Robin Botie of Ithaca, New York, photoshops the eye of a flower to represent the black hole that happens when a loved one dies, that happens when a writer falls into creative block.A black hole can happen when a star dies. It can happen when someone you love dies. And when artists or writers run out of inspiration, losing the ability to create new work, they may wail, “I’m lost in a black hole.”

In a black hole, the pull of gravity is so strong that nothing can escape it, not even light. Powerful tidal forces exert pressure that compresses matter, making it plunge at the speed of light, stretching it out lengthwise and squashing it sideways, tearing it to pieces, smashing, disintegrating, instantly incinerating and obliterating it to ashes.

I remember the early days after I lost my daughter. I remember the crushing feeling, the slow leaking of my energy, gravity ripping me apart. The hopelessness. My insides were imploding. I was alone. Aching. Trapped. Lost in a deep, dark, endless emptiness.

Black holes come in different sizes, from micro to supermassive, from death and grieving to creative block.

“If you feel you are trapped in a black hole, don’t give up. There is a way out,” says world-renowned theoretical physicist Stephen Hawking, who has spent a lifetime studying black holes. But even he questions what kind of shape you, or any matter that gets sucked into a black hole, might be in upon escaping. Hawking says whatever gets freed from the hole is “for all practical purposes … useless.” Still, somehow, my hope survived my black hole. A battered ounce of hope is enough to fuel one forward.

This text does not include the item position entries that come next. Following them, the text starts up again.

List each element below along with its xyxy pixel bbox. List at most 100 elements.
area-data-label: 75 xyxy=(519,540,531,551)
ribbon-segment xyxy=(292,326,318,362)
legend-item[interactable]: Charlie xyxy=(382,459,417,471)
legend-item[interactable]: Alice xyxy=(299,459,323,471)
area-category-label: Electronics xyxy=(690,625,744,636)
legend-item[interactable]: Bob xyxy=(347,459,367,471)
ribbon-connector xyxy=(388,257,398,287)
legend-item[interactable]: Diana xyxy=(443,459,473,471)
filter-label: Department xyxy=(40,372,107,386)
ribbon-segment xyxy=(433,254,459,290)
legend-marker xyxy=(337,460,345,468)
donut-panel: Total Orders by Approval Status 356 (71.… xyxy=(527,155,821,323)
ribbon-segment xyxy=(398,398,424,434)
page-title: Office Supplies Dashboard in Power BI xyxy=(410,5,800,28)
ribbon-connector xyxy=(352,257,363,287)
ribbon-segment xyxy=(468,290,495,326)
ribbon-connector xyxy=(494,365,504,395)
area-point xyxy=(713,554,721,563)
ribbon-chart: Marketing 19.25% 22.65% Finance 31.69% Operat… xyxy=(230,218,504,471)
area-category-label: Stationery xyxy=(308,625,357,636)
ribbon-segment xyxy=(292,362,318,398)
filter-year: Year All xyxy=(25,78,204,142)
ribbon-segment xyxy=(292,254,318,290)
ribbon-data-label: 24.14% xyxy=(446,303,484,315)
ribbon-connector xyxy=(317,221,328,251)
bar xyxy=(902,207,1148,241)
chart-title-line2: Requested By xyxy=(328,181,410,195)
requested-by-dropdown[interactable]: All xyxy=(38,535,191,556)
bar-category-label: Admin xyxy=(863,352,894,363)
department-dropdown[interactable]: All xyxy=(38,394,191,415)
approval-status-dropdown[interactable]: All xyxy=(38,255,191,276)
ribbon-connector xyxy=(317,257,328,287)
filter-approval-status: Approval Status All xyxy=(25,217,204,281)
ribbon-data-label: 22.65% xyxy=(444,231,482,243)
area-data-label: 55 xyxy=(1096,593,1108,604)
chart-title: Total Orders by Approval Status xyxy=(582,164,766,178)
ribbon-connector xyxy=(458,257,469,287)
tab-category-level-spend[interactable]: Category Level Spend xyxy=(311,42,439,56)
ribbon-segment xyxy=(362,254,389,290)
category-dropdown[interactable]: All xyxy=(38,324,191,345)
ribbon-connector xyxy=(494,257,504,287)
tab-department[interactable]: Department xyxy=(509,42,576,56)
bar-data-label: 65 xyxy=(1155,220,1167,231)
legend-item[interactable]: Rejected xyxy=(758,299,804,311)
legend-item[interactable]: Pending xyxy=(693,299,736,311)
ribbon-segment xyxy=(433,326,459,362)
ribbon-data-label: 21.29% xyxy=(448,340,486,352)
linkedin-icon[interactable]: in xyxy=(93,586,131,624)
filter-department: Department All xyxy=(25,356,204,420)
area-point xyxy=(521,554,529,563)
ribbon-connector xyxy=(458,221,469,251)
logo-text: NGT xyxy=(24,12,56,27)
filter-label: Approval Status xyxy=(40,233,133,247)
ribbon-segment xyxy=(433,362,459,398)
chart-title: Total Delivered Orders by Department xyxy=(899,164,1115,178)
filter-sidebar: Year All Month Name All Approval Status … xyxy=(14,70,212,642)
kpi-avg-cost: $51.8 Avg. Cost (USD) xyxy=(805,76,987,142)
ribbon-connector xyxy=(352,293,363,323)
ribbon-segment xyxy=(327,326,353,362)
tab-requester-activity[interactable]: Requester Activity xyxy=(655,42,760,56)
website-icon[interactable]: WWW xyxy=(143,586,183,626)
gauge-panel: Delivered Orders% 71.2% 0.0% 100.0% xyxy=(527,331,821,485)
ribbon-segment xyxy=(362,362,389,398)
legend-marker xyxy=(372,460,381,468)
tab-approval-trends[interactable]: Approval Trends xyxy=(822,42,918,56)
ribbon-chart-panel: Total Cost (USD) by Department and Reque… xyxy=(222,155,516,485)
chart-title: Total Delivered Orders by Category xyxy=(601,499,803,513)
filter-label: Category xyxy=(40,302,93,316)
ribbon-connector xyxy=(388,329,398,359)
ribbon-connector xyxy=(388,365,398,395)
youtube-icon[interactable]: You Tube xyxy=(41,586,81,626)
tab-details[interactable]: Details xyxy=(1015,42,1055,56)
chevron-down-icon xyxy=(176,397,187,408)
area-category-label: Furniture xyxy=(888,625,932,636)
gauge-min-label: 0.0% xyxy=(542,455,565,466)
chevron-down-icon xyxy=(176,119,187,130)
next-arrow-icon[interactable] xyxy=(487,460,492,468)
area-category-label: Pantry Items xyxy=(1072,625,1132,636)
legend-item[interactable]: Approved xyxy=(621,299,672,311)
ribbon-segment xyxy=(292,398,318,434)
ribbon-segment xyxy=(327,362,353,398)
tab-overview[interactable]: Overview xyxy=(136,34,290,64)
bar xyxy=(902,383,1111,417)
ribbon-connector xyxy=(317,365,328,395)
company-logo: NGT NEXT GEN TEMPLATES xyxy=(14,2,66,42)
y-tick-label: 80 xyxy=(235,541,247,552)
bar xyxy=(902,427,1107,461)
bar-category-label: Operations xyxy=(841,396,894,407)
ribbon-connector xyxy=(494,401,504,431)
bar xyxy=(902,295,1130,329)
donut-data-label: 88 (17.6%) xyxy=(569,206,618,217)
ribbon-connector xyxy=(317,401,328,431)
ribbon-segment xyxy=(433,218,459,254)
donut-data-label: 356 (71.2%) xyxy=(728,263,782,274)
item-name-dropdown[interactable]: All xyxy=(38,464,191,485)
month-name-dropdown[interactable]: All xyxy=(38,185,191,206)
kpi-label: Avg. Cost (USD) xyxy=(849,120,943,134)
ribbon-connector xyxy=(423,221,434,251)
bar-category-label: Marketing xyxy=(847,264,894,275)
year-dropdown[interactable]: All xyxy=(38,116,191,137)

Last week I started off my “new season” of photographic images. Taking cautious baby steps, keeping it simple, I photographed all sorts of orifices with my newly repaired, cleaned camera. Openings in foliage, depressions in trees, eyes of fall flowers… I made a circle. A square. And the beginnings of a plan to bring joy and color back into my life:

Start with a black hole. Put it in a box, to contain the chaos that might grow from it. Hug the negative space around it. Skirt the edges of its perimeter, aware it could suck in and swallow whatever approaches its point of no return. Surround it. Expand it. Drag it around and poke at it. Keep peeking into it to look for light. Learn to love the black hole that periodically pulls. And find new ways to fill it.

 

What can you do with a black hole? How can you fill it? Should black holes just be avoided?